# Forrunner 305 - can't pair with Footpod?



## GTScott (Nov 19, 2007)

I have a Foreunner 305 (software version 2.08) and recently picked up a footpod to use when on the treadmill. I have gone through the Garmin instructions and the thing just won't pair. The light on the footpod flashes indicating the battery is healthy, but my 305 never "sees" it. There are no other sensors around when I am trying to pair it. I just go through the restart scan and nothing happens. Is there a way to reset the sensor or something?

I had no issues pairing the heart rate or cadence sensors.

I don't know if any of you guy use the footpod, but thought that maybe you would have some tips on trying to pair this thing. It is driving me insane!

-GT


----------



## GTScott (Nov 19, 2007)

I will go ahead and answer my own question in case someone else runs into this problem. 

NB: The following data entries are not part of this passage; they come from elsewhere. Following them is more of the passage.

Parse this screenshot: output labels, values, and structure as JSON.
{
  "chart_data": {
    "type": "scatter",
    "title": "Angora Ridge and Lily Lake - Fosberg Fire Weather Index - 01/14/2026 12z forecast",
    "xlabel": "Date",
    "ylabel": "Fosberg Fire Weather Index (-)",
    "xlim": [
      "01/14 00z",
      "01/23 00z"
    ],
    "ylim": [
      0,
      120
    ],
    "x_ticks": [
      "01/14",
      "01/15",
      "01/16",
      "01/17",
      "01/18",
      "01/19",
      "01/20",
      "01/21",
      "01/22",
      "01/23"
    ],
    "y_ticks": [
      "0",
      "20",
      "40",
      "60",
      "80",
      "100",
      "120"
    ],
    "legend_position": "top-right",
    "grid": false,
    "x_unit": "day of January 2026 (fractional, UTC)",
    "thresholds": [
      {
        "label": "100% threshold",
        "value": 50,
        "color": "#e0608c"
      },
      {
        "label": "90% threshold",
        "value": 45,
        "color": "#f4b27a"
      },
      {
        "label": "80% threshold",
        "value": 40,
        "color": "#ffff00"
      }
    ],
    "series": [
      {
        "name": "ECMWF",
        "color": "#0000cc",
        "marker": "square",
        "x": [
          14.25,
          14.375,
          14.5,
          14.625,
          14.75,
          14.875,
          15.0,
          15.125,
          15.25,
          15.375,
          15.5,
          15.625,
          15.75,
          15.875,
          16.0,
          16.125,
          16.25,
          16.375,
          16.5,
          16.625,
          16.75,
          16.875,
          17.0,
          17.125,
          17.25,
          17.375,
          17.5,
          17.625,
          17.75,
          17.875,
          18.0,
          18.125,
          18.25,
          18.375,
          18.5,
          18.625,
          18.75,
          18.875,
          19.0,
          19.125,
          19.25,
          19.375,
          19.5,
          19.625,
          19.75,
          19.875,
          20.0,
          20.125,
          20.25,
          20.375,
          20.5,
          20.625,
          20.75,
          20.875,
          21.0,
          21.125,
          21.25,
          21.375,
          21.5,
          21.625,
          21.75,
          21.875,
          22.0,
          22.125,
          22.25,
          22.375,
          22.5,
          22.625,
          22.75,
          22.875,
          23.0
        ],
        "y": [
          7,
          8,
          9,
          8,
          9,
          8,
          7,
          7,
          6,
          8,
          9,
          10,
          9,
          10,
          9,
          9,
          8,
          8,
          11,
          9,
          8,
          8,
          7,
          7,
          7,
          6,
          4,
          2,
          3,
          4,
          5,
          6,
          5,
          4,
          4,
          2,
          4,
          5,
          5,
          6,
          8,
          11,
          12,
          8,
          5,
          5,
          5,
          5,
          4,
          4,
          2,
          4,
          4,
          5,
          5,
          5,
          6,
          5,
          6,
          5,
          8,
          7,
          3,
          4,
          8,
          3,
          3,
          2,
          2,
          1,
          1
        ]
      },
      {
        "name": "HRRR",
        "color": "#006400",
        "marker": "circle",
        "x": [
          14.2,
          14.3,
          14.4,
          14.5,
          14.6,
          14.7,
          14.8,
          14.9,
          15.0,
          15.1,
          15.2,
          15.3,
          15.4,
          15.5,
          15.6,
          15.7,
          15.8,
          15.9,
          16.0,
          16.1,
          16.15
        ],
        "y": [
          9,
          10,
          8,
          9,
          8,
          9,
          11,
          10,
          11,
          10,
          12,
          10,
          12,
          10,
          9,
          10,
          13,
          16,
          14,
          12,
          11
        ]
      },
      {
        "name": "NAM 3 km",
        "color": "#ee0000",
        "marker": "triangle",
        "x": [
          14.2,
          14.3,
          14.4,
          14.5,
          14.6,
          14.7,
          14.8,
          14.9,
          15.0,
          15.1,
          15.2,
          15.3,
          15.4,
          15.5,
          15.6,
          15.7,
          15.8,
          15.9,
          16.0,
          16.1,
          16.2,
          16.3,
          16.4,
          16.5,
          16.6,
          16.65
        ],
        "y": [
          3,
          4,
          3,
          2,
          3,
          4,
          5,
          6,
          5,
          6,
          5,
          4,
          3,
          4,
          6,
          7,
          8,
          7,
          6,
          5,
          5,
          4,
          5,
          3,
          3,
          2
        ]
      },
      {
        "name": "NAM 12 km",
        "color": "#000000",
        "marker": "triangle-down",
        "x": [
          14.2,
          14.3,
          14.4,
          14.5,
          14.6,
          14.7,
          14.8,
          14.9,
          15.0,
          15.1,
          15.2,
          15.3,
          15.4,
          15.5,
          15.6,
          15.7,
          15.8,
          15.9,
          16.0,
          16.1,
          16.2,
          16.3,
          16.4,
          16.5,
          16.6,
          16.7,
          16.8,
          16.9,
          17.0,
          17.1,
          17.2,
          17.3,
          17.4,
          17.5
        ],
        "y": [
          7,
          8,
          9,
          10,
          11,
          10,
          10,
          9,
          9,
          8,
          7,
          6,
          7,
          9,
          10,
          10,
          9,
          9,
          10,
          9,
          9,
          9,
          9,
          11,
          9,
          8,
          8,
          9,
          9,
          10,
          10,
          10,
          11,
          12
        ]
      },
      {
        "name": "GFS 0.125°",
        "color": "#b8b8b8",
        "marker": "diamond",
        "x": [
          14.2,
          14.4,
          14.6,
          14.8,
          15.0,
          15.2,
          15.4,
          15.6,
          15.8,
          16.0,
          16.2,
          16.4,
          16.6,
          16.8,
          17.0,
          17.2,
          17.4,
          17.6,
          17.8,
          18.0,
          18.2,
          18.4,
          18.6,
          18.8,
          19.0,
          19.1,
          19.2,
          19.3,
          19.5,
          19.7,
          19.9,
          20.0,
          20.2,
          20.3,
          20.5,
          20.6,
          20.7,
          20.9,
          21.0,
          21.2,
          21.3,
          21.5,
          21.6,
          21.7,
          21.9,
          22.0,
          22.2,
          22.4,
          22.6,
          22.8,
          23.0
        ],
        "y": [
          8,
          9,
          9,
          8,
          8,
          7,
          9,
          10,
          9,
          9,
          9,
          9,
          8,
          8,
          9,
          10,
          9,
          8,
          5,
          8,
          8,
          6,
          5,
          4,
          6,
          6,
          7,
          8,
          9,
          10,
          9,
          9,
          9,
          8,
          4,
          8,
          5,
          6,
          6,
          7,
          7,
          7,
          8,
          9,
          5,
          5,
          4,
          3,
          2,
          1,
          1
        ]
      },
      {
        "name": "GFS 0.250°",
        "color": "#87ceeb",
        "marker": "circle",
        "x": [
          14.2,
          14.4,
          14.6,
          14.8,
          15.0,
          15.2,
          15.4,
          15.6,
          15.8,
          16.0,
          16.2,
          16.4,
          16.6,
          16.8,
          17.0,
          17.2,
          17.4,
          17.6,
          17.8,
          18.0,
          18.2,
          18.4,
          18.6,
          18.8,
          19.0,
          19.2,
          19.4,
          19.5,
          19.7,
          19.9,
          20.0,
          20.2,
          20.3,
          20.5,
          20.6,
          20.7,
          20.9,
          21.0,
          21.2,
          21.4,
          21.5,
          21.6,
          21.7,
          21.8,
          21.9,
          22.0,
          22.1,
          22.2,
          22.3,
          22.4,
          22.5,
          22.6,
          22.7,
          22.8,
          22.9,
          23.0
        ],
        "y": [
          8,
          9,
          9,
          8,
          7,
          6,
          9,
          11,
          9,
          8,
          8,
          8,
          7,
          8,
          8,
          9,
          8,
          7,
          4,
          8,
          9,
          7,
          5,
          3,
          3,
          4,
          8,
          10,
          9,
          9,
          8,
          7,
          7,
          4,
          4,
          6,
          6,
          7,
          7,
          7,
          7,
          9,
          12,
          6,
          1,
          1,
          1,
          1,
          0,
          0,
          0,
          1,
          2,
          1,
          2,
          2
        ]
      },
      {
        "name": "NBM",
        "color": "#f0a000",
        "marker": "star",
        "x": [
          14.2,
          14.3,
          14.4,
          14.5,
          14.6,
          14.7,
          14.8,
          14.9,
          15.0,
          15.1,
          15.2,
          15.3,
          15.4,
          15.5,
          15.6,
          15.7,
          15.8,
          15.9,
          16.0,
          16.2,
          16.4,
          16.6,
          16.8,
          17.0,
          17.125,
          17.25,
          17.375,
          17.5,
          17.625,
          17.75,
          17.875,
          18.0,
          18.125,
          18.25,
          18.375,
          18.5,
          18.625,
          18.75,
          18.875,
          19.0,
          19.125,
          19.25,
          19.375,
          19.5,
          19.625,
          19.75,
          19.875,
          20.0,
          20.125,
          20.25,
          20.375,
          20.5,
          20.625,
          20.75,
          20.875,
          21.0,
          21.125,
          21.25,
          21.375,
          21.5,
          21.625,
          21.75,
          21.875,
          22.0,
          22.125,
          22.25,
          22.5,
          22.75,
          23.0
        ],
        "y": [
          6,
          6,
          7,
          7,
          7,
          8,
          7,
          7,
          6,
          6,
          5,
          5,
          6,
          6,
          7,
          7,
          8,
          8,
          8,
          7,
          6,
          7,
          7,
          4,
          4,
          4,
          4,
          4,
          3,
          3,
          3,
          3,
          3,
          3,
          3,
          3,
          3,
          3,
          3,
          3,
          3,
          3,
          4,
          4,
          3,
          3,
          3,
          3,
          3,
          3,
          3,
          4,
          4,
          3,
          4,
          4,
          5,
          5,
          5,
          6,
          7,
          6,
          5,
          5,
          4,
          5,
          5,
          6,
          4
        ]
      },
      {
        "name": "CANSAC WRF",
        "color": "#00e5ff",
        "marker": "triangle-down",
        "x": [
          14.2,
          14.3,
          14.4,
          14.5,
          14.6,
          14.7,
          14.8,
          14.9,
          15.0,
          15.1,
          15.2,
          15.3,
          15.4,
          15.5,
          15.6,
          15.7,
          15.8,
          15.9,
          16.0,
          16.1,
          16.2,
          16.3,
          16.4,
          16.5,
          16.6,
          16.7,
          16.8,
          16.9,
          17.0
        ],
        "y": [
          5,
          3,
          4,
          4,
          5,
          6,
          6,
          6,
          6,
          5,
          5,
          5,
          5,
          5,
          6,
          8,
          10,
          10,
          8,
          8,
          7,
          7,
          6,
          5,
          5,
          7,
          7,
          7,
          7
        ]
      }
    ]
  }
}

I went back and took the battery out and put it back in to try to reset it. After doing that, I put the thing on my shoe and moved around a bit and what do you know...it found it. I think the problem was that I was trying to pair it with it stationary. Instead, having it sending a signal was the way to go. I have not yet used it on the treadmill yet but hope to this weekend.

-GT


----------



## dnlwthrn (Jan 26, 2006)

Give us some feedback on the footpod when you get some time with it. I'd like something like that as well, as I've just been manually entering distance info when I use the treadmill at this point. Sounds intriguing.


----------



## GTScott (Nov 19, 2007)

I need to calibrate the thing. It says it is 95% accurate out of the box and 98-99% when calibrated. While the mileage on my treadmill is not to be considered accurate, the two vary by 8%. Judging by what I think I am running on the treadmill, I think that my treadmill is reading high, the footpod low and reality is about smack in the middle. 

More so than anything else, I like it for being able to keep all of my data in training center. 

After I calibrate it I will let you know how it is working.


----------



## Steve in Minnesota (Jan 2, 2005)

Sorry do dig up an old post but I wanted to say THANK YOU! My footpod arrived last night and I was having a heck of a time getting it to pair. Your suggestion of having to be moving was just what I needed. Paired instantly.

Steve


----------